Purpose: To document the types and causes of ocular and ocular adnexal injuries treated by United States Army ophthalmologists serving in Iraq during the Iraqi Insurgency.
Design: Prospective hospital-based observational analysis of injuries.
Participants: All coalition troops, enemy prisoners of war, and civilians with severe ocular and ocular adnexal injuries.
Methods: We prospectively examined severe ocular and ocular adnexal injuries that were treated at the 31st Combat Support Hospital during the portion of the Iraqi Insurgency that took place from January 20 through September 12, 2004.
Main outcome measures: Incidences and characteristics of ocular and ocular adnexal injuries.
Results: During the time observed, 207 patients suffered severe ocular or ocular adnexal injuries, including 132 open globes.

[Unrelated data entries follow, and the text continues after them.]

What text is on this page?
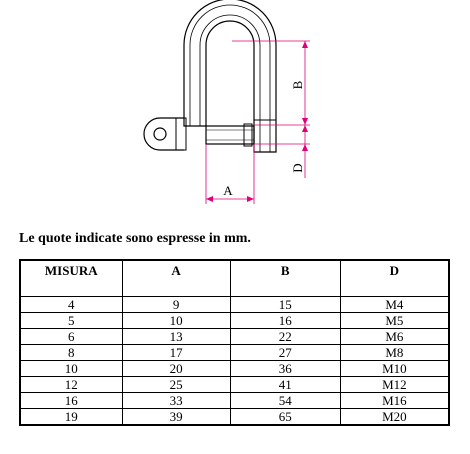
B
D
A

Le quote indicate sono espresse in mm.

MISURA	A	B	D
4	9	15	M4
5	10	16	M5
6	13	22	M6
8	17	27	M8
10	20	36	M10
12	25	41	M12
16	33	54	M16
19	39	65	M20
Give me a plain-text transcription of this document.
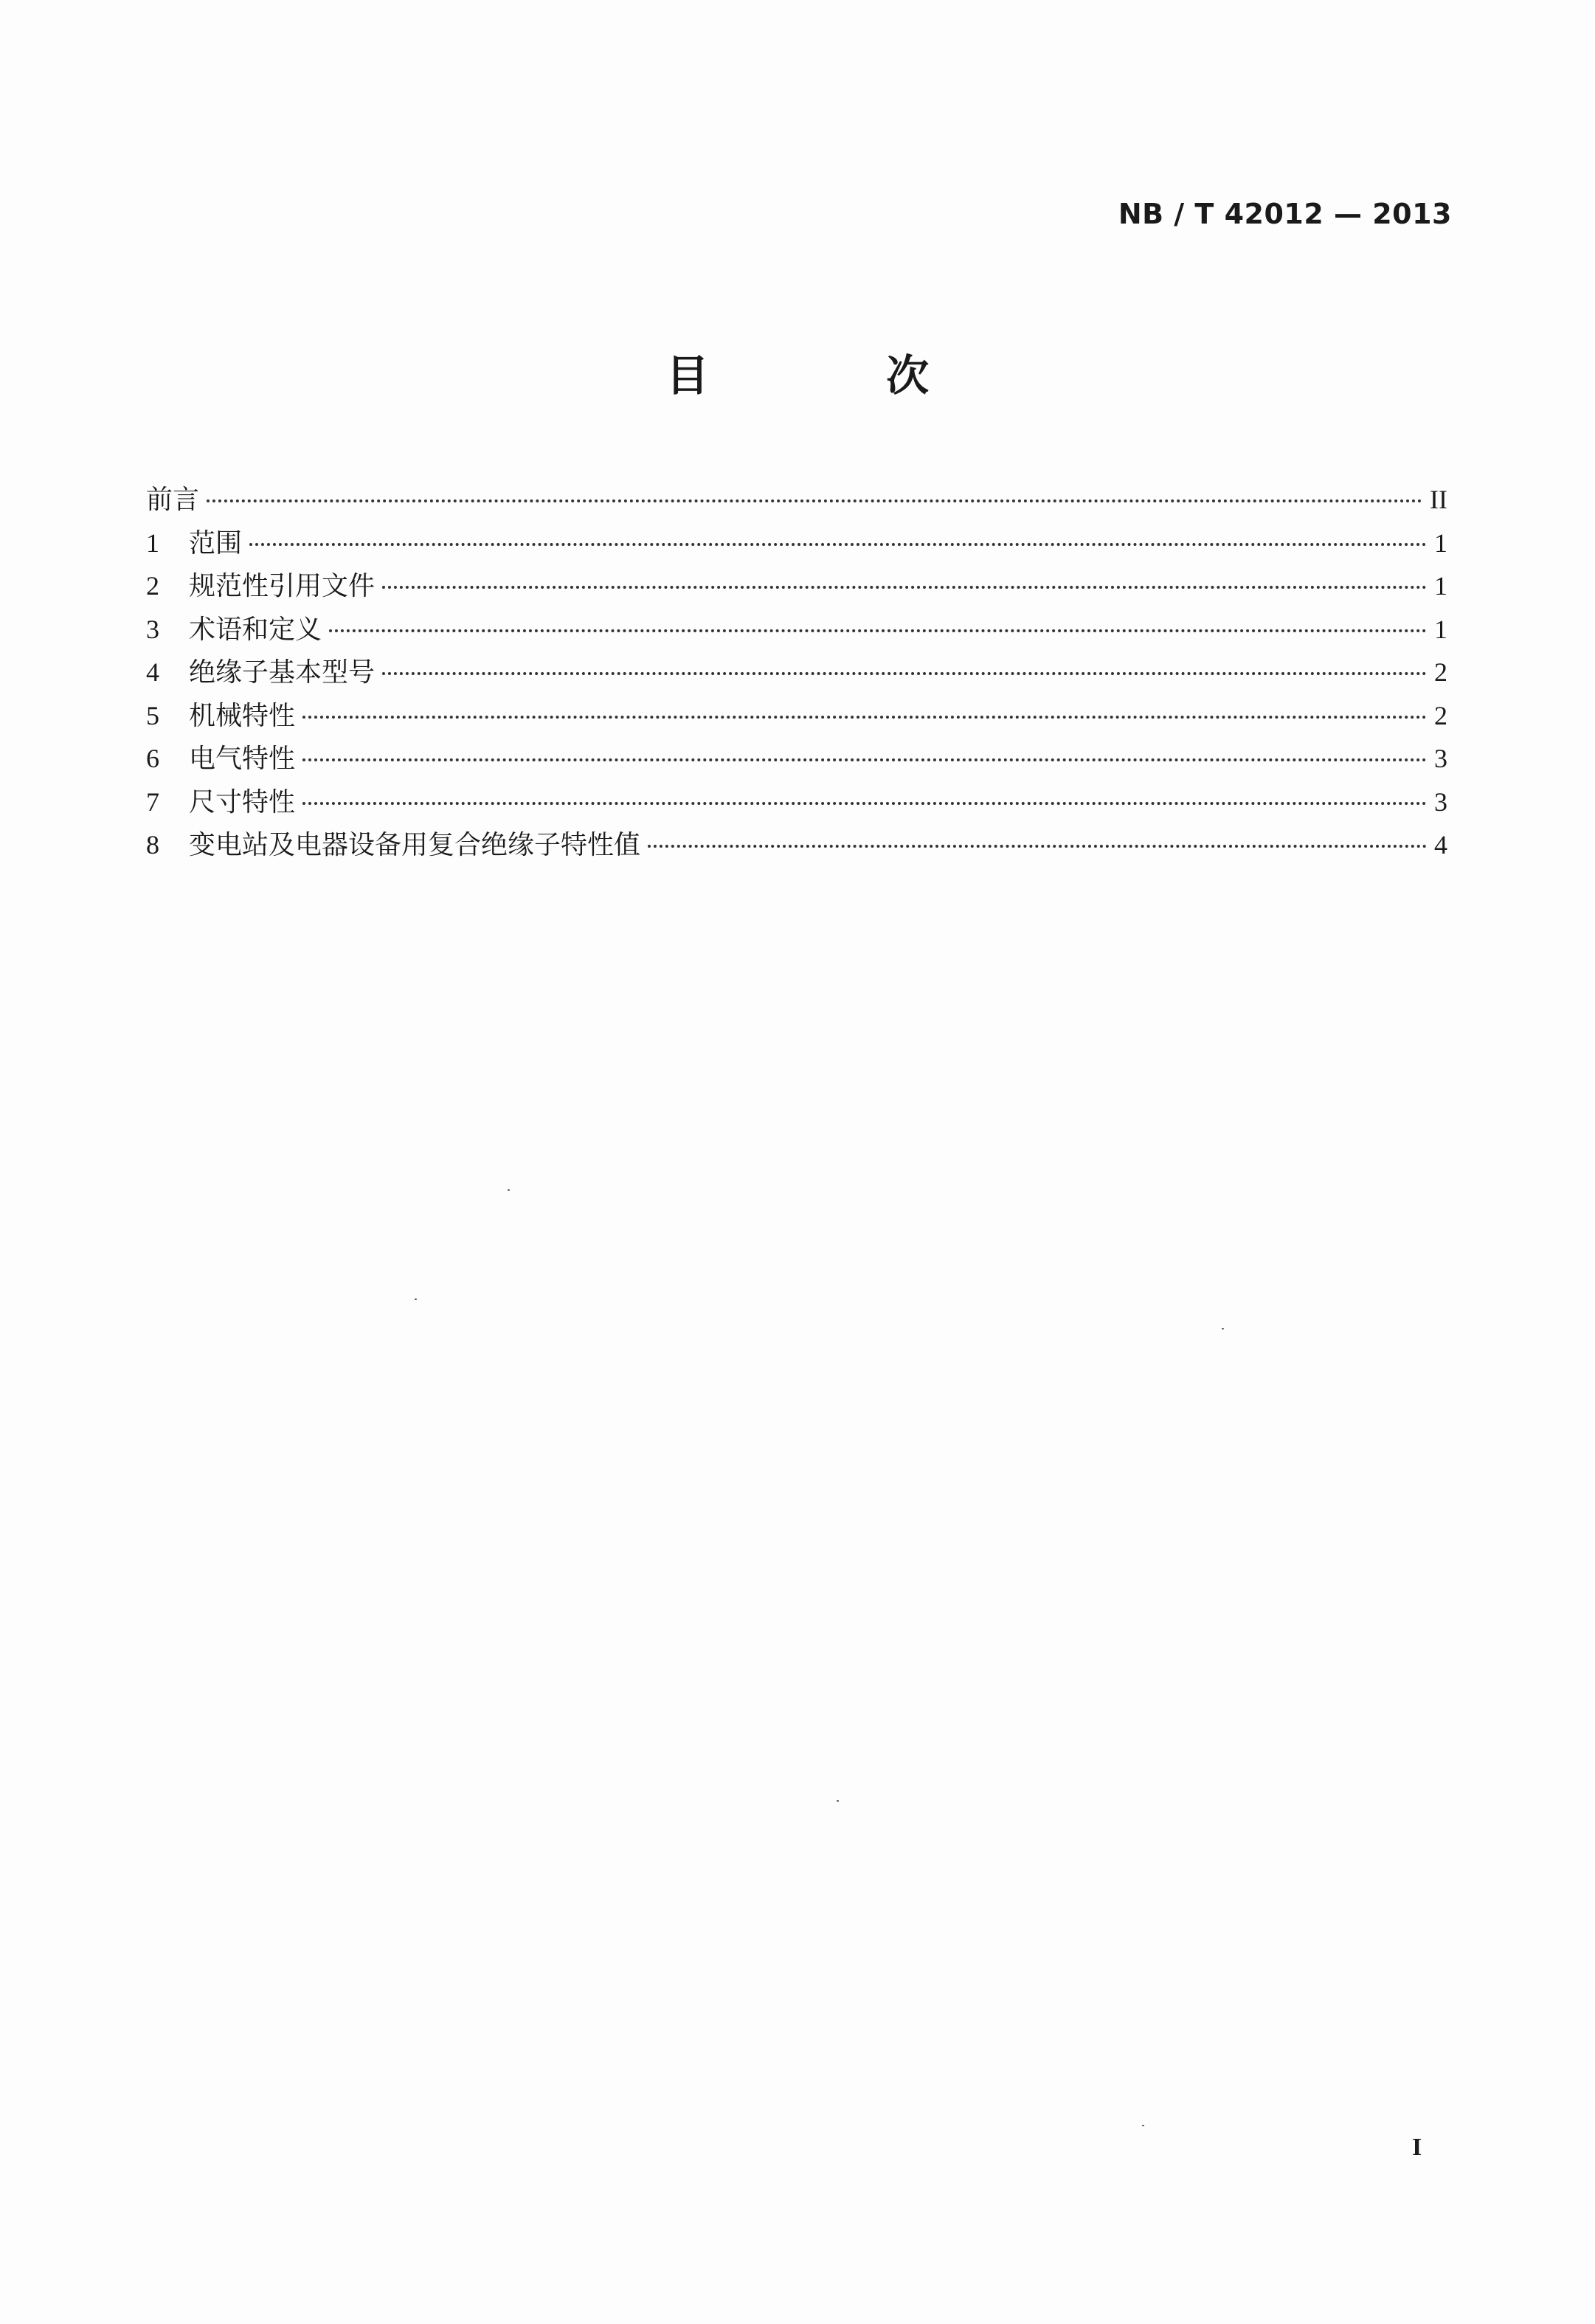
NB / T 42012 — 2013
目 次
前言	II
1	范围	1
2	规范性引用文件	1
3	术语和定义	1
4	绝缘子基本型号	2
5	机械特性	2
6	电气特性	3
7	尺寸特性	3
8	变电站及电器设备用复合绝缘子特性值	4
I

Blast fragmentation from munitions caused 82% of all injuries. The most common single cause of injury was the improvised explosive device (IED), which caused 51% of all injuries. Of 41 eye excisions, 24 were caused by IEDs.
Conclusions: During the portion of the Iraqi Insurgency covered in our report, munitions fragments were the most common cause of ocular and ocular adnexal injuries. The single most common cause of injury was the IED, which produced devastating ocular and ocular adnexal injuries. The authors' findings indicate that polycarbonate ballistic eyewear could have prevented many, but not all, of the ocular injuries we report.